Tuesday, June 30, 2020

White supremacy is the original cancel culture


John Kass’ column on June 26, “One wrong ‘like’ will get you canceled by cancel culture,” suffers from both a narrow and short view of history.

Kass cites Joe McCarthy’s right-wing assault on speech and ideas. He needs one such example to balance a column that lingers over the repeated transgressions by “the new thought police” who routinely attack liberals and conservatives alike, but “praise Black Lives Matter” and “appreciate antifa.”

This is thin stuff, but it might have been strengthened if Kass had dug a little deeper into the history and roots of “cancel culture.” What, after all, would you call centuries of attacks against Native Americans, betraying treaties, uprooting them from tribal homelands, forcing them into schools run by the Interior Department and prohibiting them from speaking their tribal language? A long running episode of “cancel culture” initiated and sustained by Euro-Americans?

Or consider, perhaps, the reasons why there is a moment and a movement in which Black Lives Matter very much. Is it too much to suggest that such a movement grows in response to 400 hundred years of “cancel culture?”

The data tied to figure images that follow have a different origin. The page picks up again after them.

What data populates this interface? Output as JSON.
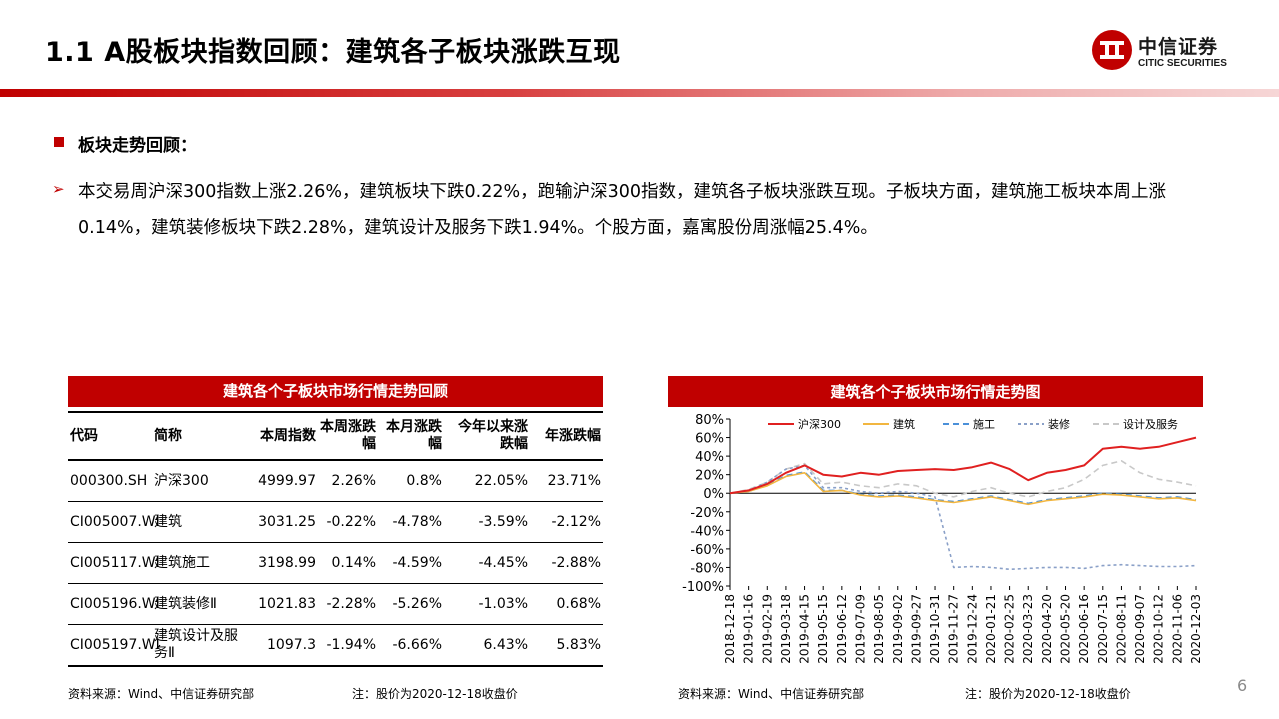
{
  "header": {
    "title": "1.1 A股板块指数回顾：建筑各子板块涨跌互现",
    "logo_cn": "中信证券",
    "logo_en": "CITIC SECURITIES"
  },
  "section": {
    "heading": "板块走势回顾：",
    "paragraph": "本交易周沪深300指数上涨2.26%，建筑板块下跌0.22%，跑输沪深300指数，建筑各子板块涨跌互现。子板块方面，建筑施工板块本周上涨0.14%，建筑装修板块下跌2.28%，建筑设计及服务下跌1.94%。个股方面，嘉寓股份周涨幅25.4%。"
  },
  "table": {
    "title": "建筑各个子板块市场行情走势回顾",
    "headers": [
      "代码",
      "简称",
      "本周指数",
      "本周涨跌幅",
      "本月涨跌幅",
      "今年以来涨跌幅",
      "年涨跌幅"
    ],
    "rows": [
      [
        "000300.SH",
        "沪深300",
        "4999.97",
        "2.26%",
        "0.8%",
        "22.05%",
        "23.71%"
      ],
      [
        "CI005007.WI",
        "建筑",
        "3031.25",
        "-0.22%",
        "-4.78%",
        "-3.59%",
        "-2.12%"
      ],
      [
        "CI005117.WI",
        "建筑施工",
        "3198.99",
        "0.14%",
        "-4.59%",
        "-4.45%",
        "-2.88%"
      ],
      [
        "CI005196.WI",
        "建筑装修Ⅱ",
        "1021.83",
        "-2.28%",
        "-5.26%",
        "-1.03%",
        "0.68%"
      ],
      [
        "CI005197.WI",
        "建筑设计及服务Ⅱ",
        "1097.3",
        "-1.94%",
        "-6.66%",
        "6.43%",
        "5.83%"
      ]
    ],
    "source": "资料来源：Wind、中信证券研究部",
    "note": "注：股价为2020-12-18收盘价"
  },
  "chart_data": {
    "type": "line",
    "title": "建筑各个子板块市场行情走势图",
    "x": [
      "2018-12-18",
      "2019-01-16",
      "2019-02-19",
      "2019-03-18",
      "2019-04-15",
      "2019-05-15",
      "2019-06-12",
      "2019-07-09",
      "2019-08-05",
      "2019-09-02",
      "2019-09-27",
      "2019-10-31",
      "2019-11-27",
      "2019-12-24",
      "2020-01-21",
      "2020-02-25",
      "2020-03-23",
      "2020-04-20",
      "2020-05-20",
      "2020-06-16",
      "2020-07-15",
      "2020-08-11",
      "2020-09-07",
      "2020-10-12",
      "2020-11-06",
      "2020-12-03"
    ],
    "ylim": [
      -100,
      80
    ],
    "yticks": [
      "80%",
      "60%",
      "40%",
      "20%",
      "0%",
      "-20%",
      "-40%",
      "-60%",
      "-80%",
      "-100%"
    ],
    "series": [
      {
        "name": "沪深300",
        "color": "#e02020",
        "dash": "",
        "values": [
          0,
          3,
          10,
          22,
          30,
          20,
          18,
          22,
          20,
          24,
          25,
          26,
          25,
          28,
          33,
          26,
          14,
          22,
          25,
          30,
          48,
          50,
          48,
          50,
          55,
          60
        ]
      },
      {
        "name": "建筑",
        "color": "#f2b640",
        "dash": "",
        "values": [
          0,
          2,
          8,
          18,
          22,
          2,
          3,
          -2,
          -4,
          -3,
          -5,
          -8,
          -10,
          -7,
          -4,
          -8,
          -12,
          -8,
          -6,
          -4,
          -1,
          -2,
          -4,
          -6,
          -5,
          -8
        ]
      },
      {
        "name": "施工",
        "color": "#4a90d9",
        "dash": "6,4",
        "values": [
          0,
          2,
          9,
          19,
          23,
          3,
          3,
          -1,
          -3,
          -2,
          -4,
          -7,
          -9,
          -6,
          -3,
          -7,
          -11,
          -7,
          -5,
          -3,
          0,
          -1,
          -3,
          -5,
          -4,
          -7
        ]
      },
      {
        "name": "装修",
        "color": "#8aa0c8",
        "dash": "3,3",
        "values": [
          0,
          3,
          12,
          26,
          30,
          6,
          6,
          2,
          0,
          2,
          0,
          -4,
          -80,
          -79,
          -80,
          -82,
          -81,
          -80,
          -80,
          -81,
          -78,
          -77,
          -78,
          -79,
          -79,
          -78
        ]
      },
      {
        "name": "设计及服务",
        "color": "#c8c8c8",
        "dash": "6,4",
        "values": [
          0,
          4,
          12,
          26,
          32,
          10,
          12,
          8,
          6,
          10,
          8,
          0,
          -4,
          2,
          6,
          0,
          -4,
          2,
          6,
          15,
          30,
          35,
          22,
          15,
          12,
          8
        ]
      }
    ]
  },
  "chart_footer": {
    "source": "资料来源：Wind、中信证券研究部",
    "note": "注：股价为2020-12-18收盘价"
  },
  "page_number": "6"
}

One other long view might help here. In the Red Scare and the witch hunts of the ‘40s and ‘50s, in which Joe McCarthy played only a short and fleeting role, university presidents, corporate CEOs and, even, panicked union bosses, fired or denied employment to tens of thousands of people. But it would appear that Kass is quite willing to “cancel” thoughtful consideration of that history.